La testimonianza evangelica a cui il mondo si mostra più sensibile è quella dell’amore verso i poveri e verso chi soffre. La gratuità di atteggiamenti e gesti evangelici che contrastano con l’egoismo presente nell’uomo «fa nascere precise domande che orientano a Dio e al Vangelo. Anche l’impegno per la pace, la giustizia, i diritti dell’uomo, la promozione umana, è una testimonianza del Vangelo, se è segno di attenzione per le persone ed è ordinato allo sviluppo integrale dell’uomo». Una testimonianza fino al martirio. Non per nulla la parola «testimonianza» traduce il greco martyria, da cui viene, in italiano, «martire». E il sangue dei martiri continua ad essere nella storia della Chiesa il suggello della fecondità apostolica. «II Figlio dell’uomo, quando verrà, troverà la fede sulla terra?» (Lc 18,8).

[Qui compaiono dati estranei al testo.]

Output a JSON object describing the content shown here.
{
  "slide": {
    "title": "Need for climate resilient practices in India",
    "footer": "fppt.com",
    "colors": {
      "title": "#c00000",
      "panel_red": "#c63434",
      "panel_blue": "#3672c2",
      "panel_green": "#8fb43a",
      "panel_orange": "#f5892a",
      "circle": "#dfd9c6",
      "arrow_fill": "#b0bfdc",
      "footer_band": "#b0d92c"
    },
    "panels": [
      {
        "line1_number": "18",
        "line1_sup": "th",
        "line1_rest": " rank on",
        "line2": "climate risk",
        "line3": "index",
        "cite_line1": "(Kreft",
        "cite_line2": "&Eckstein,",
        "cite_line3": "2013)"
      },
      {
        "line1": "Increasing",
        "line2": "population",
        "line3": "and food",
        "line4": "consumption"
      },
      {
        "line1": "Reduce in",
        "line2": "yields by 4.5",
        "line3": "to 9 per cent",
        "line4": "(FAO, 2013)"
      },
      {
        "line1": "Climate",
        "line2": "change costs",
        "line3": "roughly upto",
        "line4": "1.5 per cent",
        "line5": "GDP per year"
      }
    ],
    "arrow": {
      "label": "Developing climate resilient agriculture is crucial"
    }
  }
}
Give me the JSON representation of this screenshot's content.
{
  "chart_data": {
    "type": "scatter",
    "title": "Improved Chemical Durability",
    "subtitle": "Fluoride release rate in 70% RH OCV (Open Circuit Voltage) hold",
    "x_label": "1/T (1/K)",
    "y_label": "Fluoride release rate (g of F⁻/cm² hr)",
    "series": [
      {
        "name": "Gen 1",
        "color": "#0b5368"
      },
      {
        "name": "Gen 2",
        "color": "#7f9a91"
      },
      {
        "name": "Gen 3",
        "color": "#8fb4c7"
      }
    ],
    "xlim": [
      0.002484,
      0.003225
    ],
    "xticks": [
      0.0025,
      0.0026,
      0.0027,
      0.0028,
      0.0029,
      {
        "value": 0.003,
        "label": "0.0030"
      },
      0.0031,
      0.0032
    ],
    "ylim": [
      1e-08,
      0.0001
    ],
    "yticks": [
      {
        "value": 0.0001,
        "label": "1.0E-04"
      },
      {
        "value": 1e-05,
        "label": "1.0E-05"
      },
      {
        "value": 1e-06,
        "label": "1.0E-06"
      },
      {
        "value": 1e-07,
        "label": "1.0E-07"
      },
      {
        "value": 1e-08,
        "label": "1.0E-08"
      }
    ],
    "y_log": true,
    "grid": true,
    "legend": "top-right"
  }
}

L’evangelizzazione tesa unicamente alla conservazione della fede, non basta più! È necessaria una missionarietà che annunci nuovamente il Vangelo, ne sostenga la trasmissione, vada incontro agli uomini e alle donne del nostro tempo testimoniando che anche oggi è possibile, bello, buono e giusto vivere l’esistenza umana in conformità al Vangelo e, nel cui nome, contribuire a rendere nuova l’intera società. Cristiani non si nasce, ma si diventa, diceva Tertulliano. È importate formare educatori alla fede, una fede adulta capace di confrontarsi con la cultura e di evangelizzarla. Nella totale fedeltà all’annuncio evangelico e alla tradizione ecclesiale, esso porterà anche il volto delle tante culture e dei tanti popoli in cui è accolto e radicato. Nelle espressioni cristiane di un popolo evangelizzato, lo Spirito Santo abbellisce la Chiesa, mostrandole nuovi aspetti della Rivelazione e regalandole un nuovo volto. “La Chiesa «introduce i popoli con le loro culture nella sua stessa comunità»,perché «i valori e le forme positivi» che ogni cultura propone «arricchiscono la maniera in cui il Vangelo è annunciato, compreso e vissuto». In tal modo «la Chiesa, assumendo i valori delle differenti culture, diventa “sponsa ornata monilibus suis”, “la sposa che si adorna con i suoi gioielli” (Is 61,10)» (EG 116).
La diversità culturale non minaccia l’unità della Chiesa. È lo Spirito Santo, inviato dal Padre e dal Figlio, che trasforma i nostri cuori e ci rende capaci di entrare nella comunione perfetta della Santissima Trinità, dove ogni cosa trova la sua unità. Egli costruisce la comunione e l’armonia del Popolo di Dio. L’evangelizzazione riconosce gioiosamente queste molteplici ricchezze che lo Spirito genera nella Chiesa e chiede un nuovo protagonismo dei battezzati. Questa convinzione si trasforma in un appello diretto ad ogni cristiano, perché nessuno rinunci al proprio impegno di evangelizzazione, dal momento che, se uno ha realmente fatto esperienza dell’amore di Dio che lo salva, non ha bisogno di molto tempo di preparazione per andare ad annunciarlo, non può attendere che gli vengano impartite molte lezioni o lunghe istruzioni. “Ogni cristiano è missionario nella misura in cui si è incontrato con l’amore di Dio in Cristo Gesù. Non diciamo più che siamo “discepoli” e “missionari”, ma che siamo sempre “discepoli-missionari”. Se non siamo convinti, guardiamo ai primi discepoli, che immediatamente dopo aver conosciuto lo sguardo di Gesù, andavano a proclamarlo pieni di gioia: «Abbiamo incontrato il Messia»(Gv 1,41). La samaritana, non appena terminato il suo dialogo con Gesù, divenne missionaria, e molti samaritani credettero in Gesù «per la parola della donna»(Gv 4,39). Anche san Paolo, a partire dal suo incontro con Gesù Cristo, «subito annunciava che Gesù è il figlio di Dio»”(At 9,20).